Nous grimpons sur le premier tram pour la gare et saluons Oslo enneigée, prêts pour la prochaine étape de notre InterRail scandinave: Trondheim, à 500 km plus au nord.
RØROS
Le lendemain nous partons explorer la région et traversons en train fleuves gelés et forêts de sapins enneigés parsemées de maisonnettes rouges, pour descendre deux heures plus tard à Røros, un village pittoresque un peu plus au sud, inscrit depuis 1980 au patrimoine mondial de l’Unesco.
Après avoir admiré les beautés de Trondheim et le centre de la Norvège, quand le compteur nous indique 2000 km, le moment est venu de continuer notre route encore plus au nord, vers le cercle polaire arctique.
Nous sommes réveillés par la voix du contrôleur alors qu’à travers la fenêtre défilent des paysages de montagnes enneigées sous un ciel rose. Il est environ 9 heures du matin quand nous arrivons à Bodø, même si le peu de luminosité nous donne l’impression d’être à l’aube.
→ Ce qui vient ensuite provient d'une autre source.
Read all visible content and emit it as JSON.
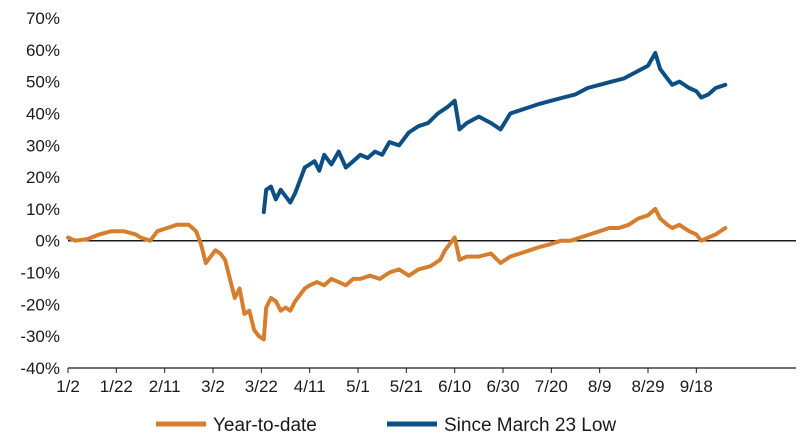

Là encore, les -10°C ne nous effraient pas: à ces latitudes nous nous attendions à pire, mais nous serons vite comblés.
Nous explorons à pied le centre de cette ville qui compte environ 50.000 habitants et restons béats quand s’ouvre à nous la vue sur le fjord enneigé.
Nous montons au dernier étage du Scandic Havet pour profiter de la vue sur la ville, le port et le fjord et c’est à ce moment précis que le soleil a décidé d’apparaître timidement quelques minutes avant de retourner derrière les montagnes. La magie du lieu est accentuée par l’excitation palpable du personnel de l’hôtel. « C’est la première fois qu’on le voit depuis deux mois » nous disent-ils, ce qui explique leur émotion.
Nous fêtons l’événement avec des Solboller, des beignets ronds fourrés à la crème pâtissière qui célèbrent le retour du soleil dans le nord de la Norvège avant de nous rendre sur le port.
En prévision du voyage qui nous attend et sachant que la nuit tombe tôt à cette latitude, nous décidons de dîner à l’heure locale pour pouvoir partir de bonne heure le lendemain.